A Massachusetts school superintendent is crowdsourcing ways to help his teachers and staff fight through the state’s “Hunger Games” of a vaccine registration process.

“Hey, Needham, I need your help: If you’ve suggestions/ideas that’ll enable our staff — teachers, bus drivers, clerical/tech, custodial, nutrition services, & admin. staff — to get quick access to vaccines, will you let me know?” Needham Public Schools Superintendent Daniel Gutekanst tweeted on Saturday.

Teachers, school staff and child care workers become eligible to sign up for coronavirus vaccines in Massachusetts this week, though some have already been able to snag appointments through CVS’s federal pharmacy program.

With some 400,000 educators and staff able to sign up on Thursday — on top of thousands of other eligible residents still seeking shots — Gutekanst doesn’t want employees in his district entering the virtual arena unprepared.

“I’m doing whatever I can to provide resources for our staff to get vaccinated.
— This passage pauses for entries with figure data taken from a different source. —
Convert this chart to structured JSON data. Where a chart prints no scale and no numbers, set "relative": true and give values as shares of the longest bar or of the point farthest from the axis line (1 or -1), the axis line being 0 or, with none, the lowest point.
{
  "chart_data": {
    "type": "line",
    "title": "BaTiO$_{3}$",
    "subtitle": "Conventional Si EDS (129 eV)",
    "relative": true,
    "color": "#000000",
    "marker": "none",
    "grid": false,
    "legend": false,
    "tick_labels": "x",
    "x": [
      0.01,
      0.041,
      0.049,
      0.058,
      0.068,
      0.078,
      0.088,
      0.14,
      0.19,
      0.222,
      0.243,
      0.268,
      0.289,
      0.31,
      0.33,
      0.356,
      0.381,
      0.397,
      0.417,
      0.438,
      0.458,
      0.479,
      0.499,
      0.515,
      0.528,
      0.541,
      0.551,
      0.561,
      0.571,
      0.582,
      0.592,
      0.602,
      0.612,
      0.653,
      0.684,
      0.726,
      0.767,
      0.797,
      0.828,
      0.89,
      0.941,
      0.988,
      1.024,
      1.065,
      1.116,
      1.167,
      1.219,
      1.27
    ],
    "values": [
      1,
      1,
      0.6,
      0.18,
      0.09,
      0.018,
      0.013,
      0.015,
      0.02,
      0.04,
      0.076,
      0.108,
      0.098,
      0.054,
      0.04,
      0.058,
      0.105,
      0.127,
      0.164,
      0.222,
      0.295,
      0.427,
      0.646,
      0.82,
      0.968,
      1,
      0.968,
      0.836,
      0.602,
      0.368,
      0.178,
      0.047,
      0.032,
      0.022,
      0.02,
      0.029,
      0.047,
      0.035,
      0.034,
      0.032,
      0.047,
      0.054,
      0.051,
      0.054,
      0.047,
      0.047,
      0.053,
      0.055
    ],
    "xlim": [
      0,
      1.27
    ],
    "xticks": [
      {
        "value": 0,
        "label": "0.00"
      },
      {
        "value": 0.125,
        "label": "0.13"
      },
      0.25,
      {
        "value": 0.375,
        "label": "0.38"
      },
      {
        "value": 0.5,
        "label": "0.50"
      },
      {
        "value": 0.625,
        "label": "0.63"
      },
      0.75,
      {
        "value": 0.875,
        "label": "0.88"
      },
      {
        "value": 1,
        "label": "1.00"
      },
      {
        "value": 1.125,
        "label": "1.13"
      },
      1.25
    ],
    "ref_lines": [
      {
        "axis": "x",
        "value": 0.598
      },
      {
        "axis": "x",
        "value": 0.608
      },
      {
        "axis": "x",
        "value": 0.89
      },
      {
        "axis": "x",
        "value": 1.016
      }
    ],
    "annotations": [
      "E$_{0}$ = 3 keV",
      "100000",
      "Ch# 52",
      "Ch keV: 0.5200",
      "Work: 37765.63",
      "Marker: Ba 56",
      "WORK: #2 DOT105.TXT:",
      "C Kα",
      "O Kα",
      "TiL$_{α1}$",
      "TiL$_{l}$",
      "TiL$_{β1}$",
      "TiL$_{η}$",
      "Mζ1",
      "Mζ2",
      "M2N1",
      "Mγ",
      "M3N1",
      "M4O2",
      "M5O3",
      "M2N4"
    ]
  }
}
I feel it’s a little bit like the ‘Hunger Games’ out there,” Gutekanst told the Herald. “I’m just looking for ways for them to feel some reassurance and confidence in returning to the classroom.”

Needham schools have been in a hybrid learning model, but are bringing K-2 students back full-time beginning this week. And they’re anticipating the return of more grades as the state pushes to get all elementary school students learning in-person in April.

“My No. 1 priority is health and safety for students and staff, and I feel if I can do even a little bit of outreach to the community and get some ideas, I want to pass them on,” Gutekanst said.

Gutekanst said he’d received upwards of two dozen suggestions in the few hours since he posted his tweet, from tips on how to navigate sometimes glitchy websites, to volunteer groups helping people book shots.

“It’s important for all of our workers — cafeteria workers on the front lines serving food every day to our kids, our custodians who are cleaning up after them, our teachers and teachers assistants,” he said. “We need this protection.”

Gov. Charlie Baker — who expanded vaccine eligibility to educators and staff after President Biden challenged states to get at least one shot into the arms of all school and child-care workers by the end of the month — said the state will “designate specific days at mass vaccination sites” for educators to get their vaccines, possibly on weekends.

Still, state Sen. Rebecca Rausch, a Democrat who represents Needham, blasted Baker for leaving teachers across the state — and in his former hometown — scrambling for shots.

“It’s not fair for teachers to spend their already limited time searching mediocre-at-best websites to try and find appointments,” Rausch said.